Coup de cœur immédiat.
Pour l’album.
Pour l’écriture de Sandrine.
Une rencontre !
Chacun de ses livres me parle, l’histoire ou un élément, un détail, une anecdote, une découverte, un destin, il y a toujours quelque chose qui me va au cœur.
Et toujours avec une écriture pleine de dynamisme, pep’s, humour, sensibilité, engagement, ou frissons, selon le genre.
Sandrine, merci pour ta confiance !

Qui es-tu Sandrine Beau ?
Alors, en quelques mots, je suis une écrivaine, qui vit en Franche-Comté, emmitouflée sous une épaisse couche d’écharpes, de bonnets et de gants ! J’écris des albums et des romans pour les enfants depuis la maternelle jusqu’au début du lycée. Je suis aussi maman, lectrice, curieuse, rieuse, voyageuse, amoureuse,… et certainement encore d’autres « euse » que j’oublie !



Des questions sur Anna, Journal d’un cygne
Sandrine, comment t’es venue l’idée d’écrire sur Anna Pavlova ?
Est-ce une envie de longue date, une rencontre qui a favorisé le projet, une suggestion d’ami.e (ou de quelqu’un d’autre) ou d’éditeur ?
Cette idée et ce projet ont été portés par ma formidable éditrice, Servane Champion, qui me l’a proposé. Quand j’ai découvert la vie, le parcours et la personnalité d’Anna Pavlova, que je ne connaissais pas, j’ai tout de suite été emballée.
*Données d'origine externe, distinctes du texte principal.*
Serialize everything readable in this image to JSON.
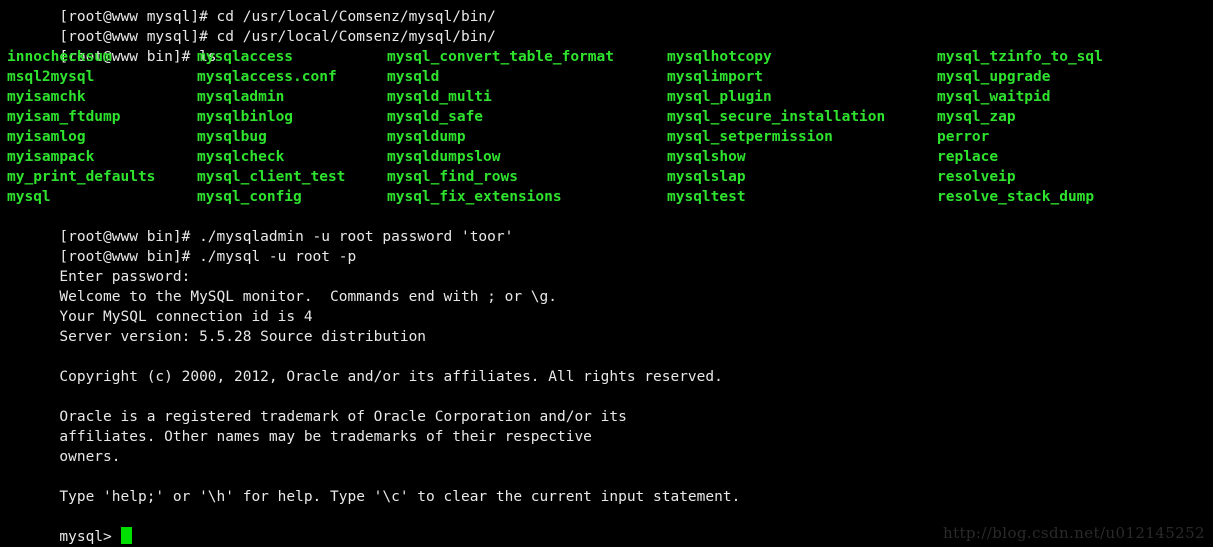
{
  "terminal": {
    "colors": {
      "background": "#000000",
      "text_white": "#e8e8e8",
      "text_green": "#2ee22e",
      "cursor": "#00e000",
      "watermark": "#2a2a2a"
    },
    "scrollback_partial_line": "[root@www mysql]# cd /usr/local/Comsenz/mysql/bin/",
    "lines": {
      "cmd_cd": "[root@www mysql]# cd /usr/local/Comsenz/mysql/bin/",
      "cmd_ls": "[root@www bin]# ls",
      "cmd_mysqladmin": "[root@www bin]# ./mysqladmin -u root password 'toor'",
      "cmd_mysql_login": "[root@www bin]# ./mysql -u root -p",
      "enter_password": "Enter password:",
      "welcome": "Welcome to the MySQL monitor.  Commands end with ; or \\g.",
      "connection_id": "Your MySQL connection id is 4",
      "server_version": "Server version: 5.5.28 Source distribution",
      "copyright": "Copyright (c) 2000, 2012, Oracle and/or its affiliates. All rights reserved.",
      "trademark_1": "Oracle is a registered trademark of Oracle Corporation and/or its",
      "trademark_2": "affiliates. Other names may be trademarks of their respective",
      "trademark_3": "owners.",
      "help_hint": "Type 'help;' or '\\h' for help. Type '\\c' to clear the current input statement.",
      "mysql_prompt": "mysql> "
    },
    "ls_output": {
      "columns": 5,
      "rows": [
        [
          "innochecksum",
          "mysqlaccess",
          "mysql_convert_table_format",
          "mysqlhotcopy",
          "mysql_tzinfo_to_sql"
        ],
        [
          "msql2mysql",
          "mysqlaccess.conf",
          "mysqld",
          "mysqlimport",
          "mysql_upgrade"
        ],
        [
          "myisamchk",
          "mysqladmin",
          "mysqld_multi",
          "mysql_plugin",
          "mysql_waitpid"
        ],
        [
          "myisam_ftdump",
          "mysqlbinlog",
          "mysqld_safe",
          "mysql_secure_installation",
          "mysql_zap"
        ],
        [
          "myisamlog",
          "mysqlbug",
          "mysqldump",
          "mysql_setpermission",
          "perror"
        ],
        [
          "myisampack",
          "mysqlcheck",
          "mysqldumpslow",
          "mysqlshow",
          "replace"
        ],
        [
          "my_print_defaults",
          "mysql_client_test",
          "mysql_find_rows",
          "mysqlslap",
          "resolveip"
        ],
        [
          "mysql",
          "mysql_config",
          "mysql_fix_extensions",
          "mysqltest",
          "resolve_stack_dump"
        ]
      ]
    },
    "watermark": "http://blog.csdn.net/u012145252"
  }
}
Anna Pavlova est considérée aujourd’hui comme la première grande ballerine de l’histoire de la danse classique. Elle a révolutionné la danse, par sa grâce et par l’émotion qu’elle transmettait aux spectateurs dès qu’elle montait sur scène. Et pourtant, il lui a fallu beaucoup de persévérance pour en arriver là. Elle a dû se battre contre les préjugés. Anna était très mince, ce qui ne correspondait pas au profil des danseuses de son époque, qui au contraire étaient très robustes. Il lui a fallu faire ses preuves pour accéder à l’enseignement de l’Ecole Impériale de Ballet de Saint-Pétersbourg puis, une fois acceptée, il lui a encore fallu faire face aux remarques et aux réflexions de la part des autres élèves de son âge.
Déjà trois tomes de parus, deux autres en route (merci Instagram^^), trois mois (seulement) se sont écoulés dans l’histoire, cela promet une longue série.
Où t’arrêteras-tu ? A un âge ou à un moment- clé de sa carrière, de sa vie ? Où bien y aura-t-il des bonds dans le temps ?
Pour l’instant, rien n’est encore défini précisément. Nous sommes en pleine discussion sur la série avec mon éditrice. Ce qui est sûr, c’est que nous allons boucler la première année d’Anna dans son école de danse. Pour la suite, je te tiendrai au courant, promis !
Quels sont les retours sur Anna ?
Les retours sont bons, parfois même très enthousiastes. Par exemple, il m’arrive régulièrement d’avoir des petits mots de lectrices d’Anna, journal d’un cygne. Et sur les salons du livre auxquels je participe régulièrement, je retrouve souvent de jeunes lectrices qui sont venues acheter le tome 1 le samedi et qui reviennent le dimanche pour s’offrir les suivants « parce qu’elles ont trooop aimé ! »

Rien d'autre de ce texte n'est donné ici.